Gobbledygook recognised. I see that The Friend now officially recognises Gobbledygook as a language for publication. The trouble is that Gobbledygookers can't understand each other, yet alone themselves. Take the first sentence of tthe fourth paragraph of 'The Gnostic Fox' (22 July). This has 76 words; we don't come to the nominative until words 29 and 30. There are at least four sub-clauses, two parenthetical phrases, a tautological '/' ('soteriological' means 'salvational') and two competing predicates. 26 words are in parenthesis in the only sentence of the 99-word first paragraph. Why could not the author simply have said something like 'Fox, like the old vilified Gnostics, held that there is a divine force in everyone which seeks re-unification with God'.

On another note, Walter Wink is hardly a 'modern author', but professor of biblical interpretation at Auburn Theological Seminary in New York City. If it was necessary to describe who Hans Jonas was, why not Wink?

It is a profound pity that the editor accepted such a badly written article, although the poor quality of this one was exceptional. But outreach is not well served by deliberate obscurity.

Frank Boulton 5 Meadowhead Road, Southampton SO16 7AD

But did you have something to say about the writer's argument? - Ed.


Perhaps Friend Boulton's letter is a bit of an outlier, even for Britian. See this response in The Friend's online comment to the letter:

Dear Editor,

I was appalled to read Frank Boulton's letter 'Gobbledygook recognised,' (the Friend, 29th July 2005).
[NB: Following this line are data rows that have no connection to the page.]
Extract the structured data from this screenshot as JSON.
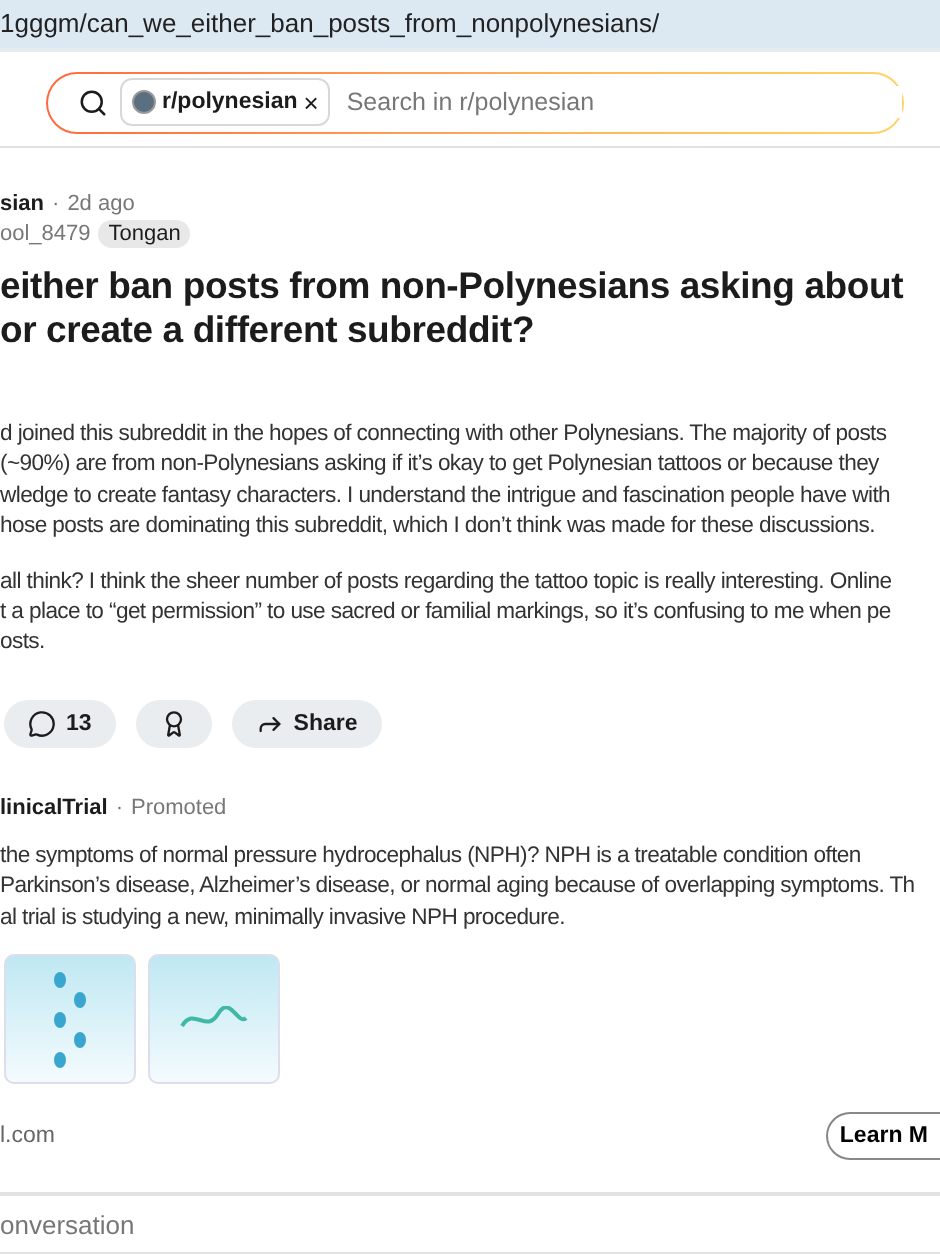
{
  "address_bar": {
    "url": "1gggm/can_we_either_ban_posts_from_nonpolynesians/"
  },
  "search": {
    "chip": "r/polynesian",
    "chip_close": "×",
    "placeholder": "Search in r/polynesian"
  },
  "post": {
    "subreddit": "sian",
    "separator": "·",
    "time": "2d ago",
    "author": "ool_8479",
    "flair": "Tongan",
    "title_lines": [
      "either ban posts from non-Polynesians asking about",
      "or create a different subreddit?"
    ],
    "paragraphs": [
      [
        "d joined this subreddit in the hopes of connecting with other Polynesians. The majority of posts",
        "(~90%) are from non-Polynesians asking if it’s okay to get Polynesian tattoos or because they",
        "wledge to create fantasy characters. I understand the intrigue and fascination people have with",
        "hose posts are dominating this subreddit, which I don’t think was made for these discussions."
      ],
      [
        "all think? I think the sheer number of posts regarding the tattoo topic is really interesting. Online",
        "t a place to “get permission” to use sacred or familial markings, so it’s confusing to me when pe",
        "osts."
      ]
    ],
    "actions": [
      {
        "kind": "comments",
        "label": "13"
      },
      {
        "kind": "award"
      },
      {
        "kind": "share",
        "label": "Share"
      }
    ]
  },
  "ad": {
    "advertiser": "linicalTrial",
    "separator": "·",
    "promoted": "Promoted",
    "lines": [
      "the symptoms of normal pressure hydrocephalus (NPH)? NPH is a treatable condition often",
      "Parkinson’s disease, Alzheimer’s disease, or normal aging because of overlapping symptoms. Th",
      "al trial is studying a new, minimally invasive NPH procedure."
    ],
    "images": [
      {
        "kind": "footprints"
      },
      {
        "kind": "logo"
      }
    ],
    "domain": "l.com",
    "button": "Learn M"
  },
  "conversation": {
    "placeholder": "onversation"
  }
}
It was a pedantic and unnecessary public criticism, distasteful, and totally lacking in humility or restraint. Such a display of intellectual and educational pride is contrary to what I would like to believe Quakerism is all about.

Stuart Hartley

1 comment:

Anonymous said...

Paul,

Thanks for the visit to Quaker Voices. I did not conduct the interview with Elise Boulding, I just point to it.